Ceridwen’s cauldron bubbles over into new street art at Cardiff school


Imagery from an old Welsh myth has been given the 21
stCentury treatment and now adorns the walls of a city high school, thanks to a collaboration between the Council's graffiti removal team, pupils and local artists.


The tale of Ceridwen's cauldron was the inspiration for a project that brought together Ysgol Gyfun Gymraeg Plasmawr's art department, members of the Council's caretaking services teams and street artist Myles Hindle.


Myles worked with the pupils to explore different street art techniques before designing and painting their colourful creations depicting the story of the mythical white witch, renowned for her magic potions, on a school wall.


Myles said: "I really enjoyed working with Ysgol Plasmawr and the pupils. I provided lots of prepared wood, canvases, paper, card, paint, rollers and trays for the pupils to paint on. They really loved using the spray paint."


Art teacher Bethan Karroumi at Ysgol Plasmawr, said: "Plasmawr's Street Art Project was established in 2018 with the intention of encouraging pupil school engagement by giving them ownership over content, placement, and execution whilst at the same time brightening up the walls of the school.


"It has been very rewarding for our pupils to be able to work with local artists over the years and Myles was no exception. These projects bring so much more than just the visual reward to the children and the school; the whole involvement means that they are engaging and communicating which after such a difficult period following Covid is of paramount importance.


"We have plans to work in collaboration with Myles and The Caretaking Services Team again soon on local community projects in Fairwater - the pupils are very keen to participate."

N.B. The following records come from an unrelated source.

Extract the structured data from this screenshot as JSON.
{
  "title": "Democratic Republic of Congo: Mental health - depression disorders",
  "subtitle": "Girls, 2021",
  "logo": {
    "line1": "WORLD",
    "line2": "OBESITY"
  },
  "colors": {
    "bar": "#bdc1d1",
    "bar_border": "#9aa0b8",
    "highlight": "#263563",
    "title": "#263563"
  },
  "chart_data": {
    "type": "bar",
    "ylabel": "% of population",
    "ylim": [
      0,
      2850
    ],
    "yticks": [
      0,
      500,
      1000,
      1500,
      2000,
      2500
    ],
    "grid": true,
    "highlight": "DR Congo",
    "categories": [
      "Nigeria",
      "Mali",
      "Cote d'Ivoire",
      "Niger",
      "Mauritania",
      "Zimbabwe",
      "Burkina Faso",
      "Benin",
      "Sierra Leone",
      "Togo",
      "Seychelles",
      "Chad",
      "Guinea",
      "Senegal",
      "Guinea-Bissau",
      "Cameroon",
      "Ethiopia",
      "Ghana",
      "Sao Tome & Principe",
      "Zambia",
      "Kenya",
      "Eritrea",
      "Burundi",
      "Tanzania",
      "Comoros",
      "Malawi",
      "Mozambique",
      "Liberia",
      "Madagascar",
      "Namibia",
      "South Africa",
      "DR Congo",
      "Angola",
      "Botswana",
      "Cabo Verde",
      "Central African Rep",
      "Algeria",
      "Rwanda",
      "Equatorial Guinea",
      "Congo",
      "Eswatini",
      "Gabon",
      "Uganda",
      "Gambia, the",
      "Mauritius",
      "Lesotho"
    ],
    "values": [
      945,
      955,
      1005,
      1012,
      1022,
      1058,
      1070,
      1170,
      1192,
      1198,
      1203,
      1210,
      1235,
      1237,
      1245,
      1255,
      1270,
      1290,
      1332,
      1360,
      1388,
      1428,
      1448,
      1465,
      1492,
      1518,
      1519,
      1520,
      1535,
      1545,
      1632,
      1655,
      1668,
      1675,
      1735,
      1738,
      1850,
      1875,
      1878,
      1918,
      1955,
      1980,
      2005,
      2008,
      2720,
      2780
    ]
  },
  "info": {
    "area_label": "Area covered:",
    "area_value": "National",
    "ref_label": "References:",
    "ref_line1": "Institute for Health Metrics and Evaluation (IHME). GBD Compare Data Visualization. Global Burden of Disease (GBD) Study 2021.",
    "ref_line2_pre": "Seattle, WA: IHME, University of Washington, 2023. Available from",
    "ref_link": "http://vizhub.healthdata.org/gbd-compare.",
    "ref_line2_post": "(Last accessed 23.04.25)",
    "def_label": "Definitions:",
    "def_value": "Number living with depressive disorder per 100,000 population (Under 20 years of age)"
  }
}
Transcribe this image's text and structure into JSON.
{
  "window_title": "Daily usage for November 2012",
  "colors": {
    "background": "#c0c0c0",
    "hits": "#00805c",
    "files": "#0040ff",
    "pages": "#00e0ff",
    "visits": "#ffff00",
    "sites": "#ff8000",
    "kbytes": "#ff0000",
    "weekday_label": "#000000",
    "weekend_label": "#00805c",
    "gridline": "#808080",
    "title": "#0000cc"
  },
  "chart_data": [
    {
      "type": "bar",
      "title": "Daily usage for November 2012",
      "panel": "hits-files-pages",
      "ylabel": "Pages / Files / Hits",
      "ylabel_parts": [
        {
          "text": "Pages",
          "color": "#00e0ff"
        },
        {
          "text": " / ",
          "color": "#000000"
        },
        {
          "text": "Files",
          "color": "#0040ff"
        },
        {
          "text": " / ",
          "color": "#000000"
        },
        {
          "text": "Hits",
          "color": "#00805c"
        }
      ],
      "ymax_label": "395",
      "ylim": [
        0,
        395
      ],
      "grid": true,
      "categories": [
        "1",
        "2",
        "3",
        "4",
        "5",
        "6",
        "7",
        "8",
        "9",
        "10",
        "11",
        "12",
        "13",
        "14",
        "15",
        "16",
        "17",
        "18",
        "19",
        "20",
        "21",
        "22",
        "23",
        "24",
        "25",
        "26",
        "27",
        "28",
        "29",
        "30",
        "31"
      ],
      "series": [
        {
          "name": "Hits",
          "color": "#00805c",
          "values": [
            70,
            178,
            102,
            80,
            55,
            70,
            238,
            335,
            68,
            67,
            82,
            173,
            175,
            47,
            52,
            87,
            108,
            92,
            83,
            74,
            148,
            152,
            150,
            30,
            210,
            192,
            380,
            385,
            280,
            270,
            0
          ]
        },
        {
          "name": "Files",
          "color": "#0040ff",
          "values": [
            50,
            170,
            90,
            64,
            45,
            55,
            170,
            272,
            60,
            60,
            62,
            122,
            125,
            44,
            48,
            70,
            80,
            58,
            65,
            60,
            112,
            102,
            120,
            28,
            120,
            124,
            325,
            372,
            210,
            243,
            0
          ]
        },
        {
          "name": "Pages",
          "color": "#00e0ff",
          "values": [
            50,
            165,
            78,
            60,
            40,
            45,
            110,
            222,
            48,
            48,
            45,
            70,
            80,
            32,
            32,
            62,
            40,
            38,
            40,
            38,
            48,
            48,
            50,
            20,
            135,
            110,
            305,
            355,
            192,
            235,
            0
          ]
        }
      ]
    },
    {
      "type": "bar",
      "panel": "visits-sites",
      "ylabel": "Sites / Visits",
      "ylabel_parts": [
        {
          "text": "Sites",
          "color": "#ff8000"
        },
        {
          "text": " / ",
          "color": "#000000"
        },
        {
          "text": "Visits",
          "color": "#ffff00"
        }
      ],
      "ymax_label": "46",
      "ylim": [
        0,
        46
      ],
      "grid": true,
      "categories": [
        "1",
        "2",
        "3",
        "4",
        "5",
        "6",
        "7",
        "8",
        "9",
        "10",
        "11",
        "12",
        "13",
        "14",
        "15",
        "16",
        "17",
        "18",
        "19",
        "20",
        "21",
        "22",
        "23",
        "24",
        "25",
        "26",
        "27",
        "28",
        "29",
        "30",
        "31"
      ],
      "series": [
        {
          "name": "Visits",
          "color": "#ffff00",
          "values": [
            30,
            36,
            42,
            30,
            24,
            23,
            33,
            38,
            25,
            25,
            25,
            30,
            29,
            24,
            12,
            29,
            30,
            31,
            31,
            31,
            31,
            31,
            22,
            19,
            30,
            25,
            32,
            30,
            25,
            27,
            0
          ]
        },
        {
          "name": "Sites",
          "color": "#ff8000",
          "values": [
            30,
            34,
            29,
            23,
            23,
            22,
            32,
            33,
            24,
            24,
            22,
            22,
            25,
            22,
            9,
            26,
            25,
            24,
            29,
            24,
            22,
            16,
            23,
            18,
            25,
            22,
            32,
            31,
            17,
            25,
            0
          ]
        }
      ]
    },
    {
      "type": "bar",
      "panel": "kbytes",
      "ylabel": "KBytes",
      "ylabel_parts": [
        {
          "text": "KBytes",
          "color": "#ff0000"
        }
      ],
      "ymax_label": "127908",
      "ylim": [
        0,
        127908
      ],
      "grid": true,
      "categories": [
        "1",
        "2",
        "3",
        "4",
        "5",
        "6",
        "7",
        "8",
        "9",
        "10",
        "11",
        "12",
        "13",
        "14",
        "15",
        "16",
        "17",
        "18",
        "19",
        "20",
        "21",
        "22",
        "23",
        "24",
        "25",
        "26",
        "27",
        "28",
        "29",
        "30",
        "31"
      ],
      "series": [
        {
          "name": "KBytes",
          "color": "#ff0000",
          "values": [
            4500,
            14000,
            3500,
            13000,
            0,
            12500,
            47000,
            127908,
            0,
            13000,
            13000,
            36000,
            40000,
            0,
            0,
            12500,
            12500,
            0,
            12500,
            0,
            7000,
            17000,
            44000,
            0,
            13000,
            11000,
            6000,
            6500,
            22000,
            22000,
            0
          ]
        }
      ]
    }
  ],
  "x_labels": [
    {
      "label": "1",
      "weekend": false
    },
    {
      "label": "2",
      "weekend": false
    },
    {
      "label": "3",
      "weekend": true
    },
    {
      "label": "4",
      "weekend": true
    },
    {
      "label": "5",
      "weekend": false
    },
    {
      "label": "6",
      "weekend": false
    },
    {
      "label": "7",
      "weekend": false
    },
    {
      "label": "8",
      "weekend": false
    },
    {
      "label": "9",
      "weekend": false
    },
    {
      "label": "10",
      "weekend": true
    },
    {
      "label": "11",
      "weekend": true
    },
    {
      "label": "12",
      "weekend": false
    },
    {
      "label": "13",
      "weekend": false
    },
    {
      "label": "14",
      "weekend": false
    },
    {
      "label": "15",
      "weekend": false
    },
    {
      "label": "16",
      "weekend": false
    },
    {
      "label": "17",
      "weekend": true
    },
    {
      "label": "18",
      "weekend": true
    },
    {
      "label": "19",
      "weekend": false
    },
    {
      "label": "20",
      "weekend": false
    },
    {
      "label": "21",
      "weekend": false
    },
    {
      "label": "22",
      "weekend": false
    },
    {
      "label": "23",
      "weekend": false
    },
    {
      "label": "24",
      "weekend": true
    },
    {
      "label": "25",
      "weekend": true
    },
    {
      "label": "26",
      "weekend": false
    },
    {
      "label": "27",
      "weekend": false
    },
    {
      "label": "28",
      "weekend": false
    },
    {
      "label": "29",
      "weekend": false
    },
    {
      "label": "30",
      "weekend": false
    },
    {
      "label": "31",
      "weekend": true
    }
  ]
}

The Plasmawr project is the second collaboration with a local school this year for the Council's caretaking service's graffiti removal team, who in the past year responded to more than 1,200 reports of graffiti in the city. Earlier this year, the team worked withCardiff-based mural company, Wall-op Murals andSt Philip Evans Primary School to give an underpass near the school a makeover with a vibrant new mural.


The team has also been helping to brighten up little corners of the city by transforming eye sore utility cabinets, that had been vandalised with offensive graffiti, with attractive street art designs.


The majority of paint for all of these projects is donated by companies that have contracts to supply the council with goods or services, as part of their social value commitment, while some is donated by members of the public supportive of artwork. The local artists also volunteer their time to be involved.


Cabinet Member for Housing and Communities, Cllr Lynda Thorne, said: "Another fantastic project that has been co-ordinated by our graffiti removal team and particularly Sean Thomas, who works so hard on these collaborations to create street art that bring colour and interest to neighbourhoods across the city."


The Caretaking Services team is keen to work with other local street artists on future projects as well as residents that own a public-facing wall or garage that is the subject of persistent vandalism, who may be interested in having artwork installed on the problem area.